Die Überschrift lässt es vermuten, wir, die Segeljugendgruppe des SBC Neufeld, sind anders
als so manche Segeljugendgruppe. Sie werden jetzt fragen: „Warum?“ Nun, das möchte ich Ihnen gerne erklären:
Gerade der Segelsport wird geprägt von einem gewissen Leistungsdruck. Getreu nach dem Motto zwei Boote, eine Regatta (so nennt man die Rennen zwischen zwei Booten) hat man das Bestreben, immer schneller sein zu müssen als der „Mitstreiter“.

Ich hatte, zugegebener Weise, als ich 2002 diese Jugendgruppe übernahm auch, ansatzweise, diese Einstellung. Ansatzweise auch nur deshalb, weil meine Wurzeln im Segelsport aus dem Dreimastersegeln entsprossen sind (dort geht es etwas gemütlicher zu und nicht, wie üblicherweise, aus den kleinen Optimisten (so nennt man die kleinsten Einsteigerboote)
Nach nur einer Segelsaison mit den Kindern und der darauffolgenden Wintersaison mit Theorie, musste ich feststellen, dass es auch Kinder gibt, die nicht unbedingt das schnellste und optimalste aus ihrem Boot herausholen wollen, sondern es eher gemütlich angehen lassen.

Gott sei Dank, kann ich rückblickend sagen, habe ich das rechtzeitig erkannt und genau das, was der Wettbewerb Sterne des Sports so schön mit dem Wort B Note bezeichnet, angefangen in mein Lernkonzept mit aufzunehmen. Die Folgen waren schnell zu spüren: Statt abnehmender Mitgliederzahlen stieg die Anzahl der Kinder seitdem stetig an, ganz im Gegenteil zu anderen, leistungsorientierten, Segelgruppen in der Umgebung. Als dann auch die Eltern begriffen, dass dieses gemütliche Segeln auch eine Art der Fortbewegung darstellt, ließen die Rufe nach Regattaveranstaltungen schnell nach.
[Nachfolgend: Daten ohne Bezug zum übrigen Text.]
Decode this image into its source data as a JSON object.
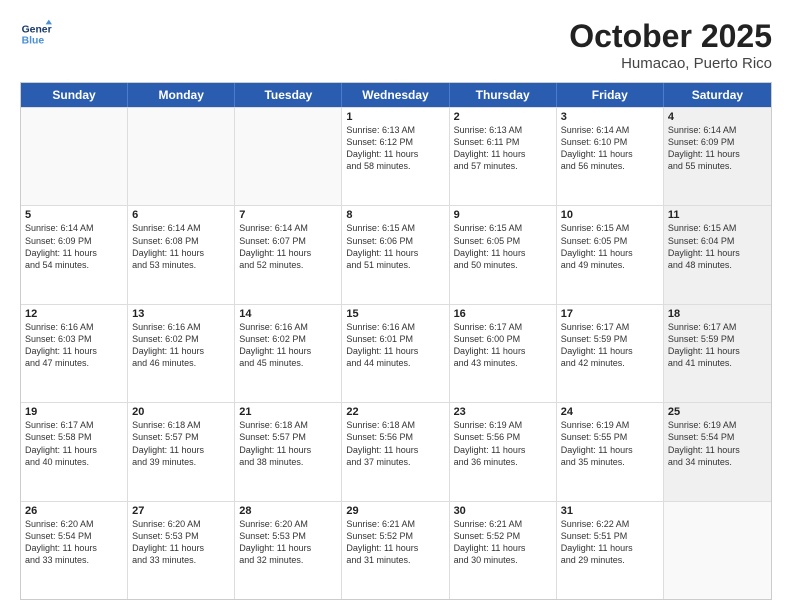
{
  "header": {
    "logo_line1": "General",
    "logo_line2": "Blue",
    "month": "October 2025",
    "location": "Humacao, Puerto Rico"
  },
  "weekdays": [
    "Sunday",
    "Monday",
    "Tuesday",
    "Wednesday",
    "Thursday",
    "Friday",
    "Saturday"
  ],
  "weeks": [
    [
      {
        "day": "",
        "info": ""
      },
      {
        "day": "",
        "info": ""
      },
      {
        "day": "",
        "info": ""
      },
      {
        "day": "1",
        "info": "Sunrise: 6:13 AM\nSunset: 6:12 PM\nDaylight: 11 hours\nand 58 minutes."
      },
      {
        "day": "2",
        "info": "Sunrise: 6:13 AM\nSunset: 6:11 PM\nDaylight: 11 hours\nand 57 minutes."
      },
      {
        "day": "3",
        "info": "Sunrise: 6:14 AM\nSunset: 6:10 PM\nDaylight: 11 hours\nand 56 minutes."
      },
      {
        "day": "4",
        "info": "Sunrise: 6:14 AM\nSunset: 6:09 PM\nDaylight: 11 hours\nand 55 minutes."
      }
    ],
    [
      {
        "day": "5",
        "info": "Sunrise: 6:14 AM\nSunset: 6:09 PM\nDaylight: 11 hours\nand 54 minutes."
      },
      {
        "day": "6",
        "info": "Sunrise: 6:14 AM\nSunset: 6:08 PM\nDaylight: 11 hours\nand 53 minutes."
      },
      {
        "day": "7",
        "info": "Sunrise: 6:14 AM\nSunset: 6:07 PM\nDaylight: 11 hours\nand 52 minutes."
      },
      {
        "day": "8",
        "info": "Sunrise: 6:15 AM\nSunset: 6:06 PM\nDaylight: 11 hours\nand 51 minutes."
      },
      {
        "day": "9",
        "info": "Sunrise: 6:15 AM\nSunset: 6:05 PM\nDaylight: 11 hours\nand 50 minutes."
      },
      {
        "day": "10",
        "info": "Sunrise: 6:15 AM\nSunset: 6:05 PM\nDaylight: 11 hours\nand 49 minutes."
      },
      {
        "day": "11",
        "info": "Sunrise: 6:15 AM\nSunset: 6:04 PM\nDaylight: 11 hours\nand 48 minutes."
      }
    ],
    [
      {
        "day": "12",
        "info": "Sunrise: 6:16 AM\nSunset: 6:03 PM\nDaylight: 11 hours\nand 47 minutes."
      },
      {
        "day": "13",
        "info": "Sunrise: 6:16 AM\nSunset: 6:02 PM\nDaylight: 11 hours\nand 46 minutes."
      },
      {
        "day": "14",
        "info": "Sunrise: 6:16 AM\nSunset: 6:02 PM\nDaylight: 11 hours\nand 45 minutes."
      },
      {
        "day": "15",
        "info": "Sunrise: 6:16 AM\nSunset: 6:01 PM\nDaylight: 11 hours\nand 44 minutes."
      },
      {
        "day": "16",
        "info": "Sunrise: 6:17 AM\nSunset: 6:00 PM\nDaylight: 11 hours\nand 43 minutes."
      },
      {
        "day": "17",
        "info": "Sunrise: 6:17 AM\nSunset: 5:59 PM\nDaylight: 11 hours\nand 42 minutes."
      },
      {
        "day": "18",
        "info": "Sunrise: 6:17 AM\nSunset: 5:59 PM\nDaylight: 11 hours\nand 41 minutes."
      }
    ],
    [
      {
        "day": "19",
        "info": "Sunrise: 6:17 AM\nSunset: 5:58 PM\nDaylight: 11 hours\nand 40 minutes."
      },
      {
        "day": "20",
        "info": "Sunrise: 6:18 AM\nSunset: 5:57 PM\nDaylight: 11 hours\nand 39 minutes."
      },
      {
        "day": "21",
        "info": "Sunrise: 6:18 AM\nSunset: 5:57 PM\nDaylight: 11 hours\nand 38 minutes."
      },
      {
        "day": "22",
        "info": "Sunrise: 6:18 AM\nSunset: 5:56 PM\nDaylight: 11 hours\nand 37 minutes."
      },
      {
        "day": "23",
        "info": "Sunrise: 6:19 AM\nSunset: 5:56 PM\nDaylight: 11 hours\nand 36 minutes."
      },
      {
        "day": "24",
        "info": "Sunrise: 6:19 AM\nSunset: 5:55 PM\nDaylight: 11 hours\nand 35 minutes."
      },
      {
        "day": "25",
        "info": "Sunrise: 6:19 AM\nSunset: 5:54 PM\nDaylight: 11 hours\nand 34 minutes."
      }
    ],
    [
      {
        "day": "26",
        "info": "Sunrise: 6:20 AM\nSunset: 5:54 PM\nDaylight: 11 hours\nand 33 minutes."
      },
      {
        "day": "27",
        "info": "Sunrise: 6:20 AM\nSunset: 5:53 PM\nDaylight: 11 hours\nand 33 minutes."
      },
      {
        "day": "28",
        "info": "Sunrise: 6:20 AM\nSunset: 5:53 PM\nDaylight: 11 hours\nand 32 minutes."
      },
      {
        "day": "29",
        "info": "Sunrise: 6:21 AM\nSunset: 5:52 PM\nDaylight: 11 hours\nand 31 minutes."
      },
      {
        "day": "30",
        "info": "Sunrise: 6:21 AM\nSunset: 5:52 PM\nDaylight: 11 hours\nand 30 minutes."
      },
      {
        "day": "31",
        "info": "Sunrise: 6:22 AM\nSunset: 5:51 PM\nDaylight: 11 hours\nand 29 minutes."
      },
      {
        "day": "",
        "info": ""
      }
    ]
  ]
}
Nebenbei bemerkt finden Regatten auch meistens am Wochenende statt, sodass es mir als Schichtgänger schlichtweg unmöglich war und ist, so viele Wochenenden frei zu halten.

So haben wir, seit nunmehr 26 Jahren, dieses Konzept des leistungsdruckfreien Lernens umgesetzt und fahren sehr gut damit.
Bei uns wird kein Kind gezwungen zu Segeln. Sie fragen sich nun, wieso sollte man ein Kind zum Segeln zwingen. Oftmals wird von Eltern eine Erwartungshaltung mitgebracht, die das Kind schon im Vorfeld einem gewissen Leistungszwang aussetzt. Sätze, wie etwa: „Stell dich nicht so an“ oder „Die Anderen können das doch auch“ höre ich oft. Sie sind aber total fehl am Platz. Im Segelsport kommen zwei, für die Kinder bis dahin fremde Elemente, auf einmal, in einem, bis dahin ungeahntem Zusammenspiel, auf sie zu: Wasser und Wind. Beides versetzt das Boot in Bewegungen, welche die Kinder ebenfalls nicht kennen. So wird mancher Tatendrang im Keim erstickt. In der Regel sind die Kinder zwischen 7-9 Jahre alt und noch sehr schreckhaft veranlagt. Man kann bei solch einer ersten Begegnung vieles verkehrt und alles kaputt machen. Sollte das Kind gar Angst bekommen ist es meistens schon vorbei, bevor es überhaupt angefangen hat.
Es ist uns gelungen, die Kinder sehr behutsam an die neuen Umstände heranzuführen und selbst ein 7-Jähriger versteht den Unterschied zwischen Respekt und Angst, wenn er ihn nur genau erklärt bekommt. Respekt vor den Naturgewalten ist die erste Lektion, die die Kinder bei uns lernen. Direkt gefolgt von der zweiten Lektion, dass sie keine Angst haben müssen, solange sie immer das befolgen, was wir sagen. Das „Schöne“ an der ganzen Sache ist, dass eine Nichtbefolgung beider Lektionen meistens umgehend dazu führt, dass man sich in einer Situation wiederfindet, die man alleine nicht bewerkstelligen kann.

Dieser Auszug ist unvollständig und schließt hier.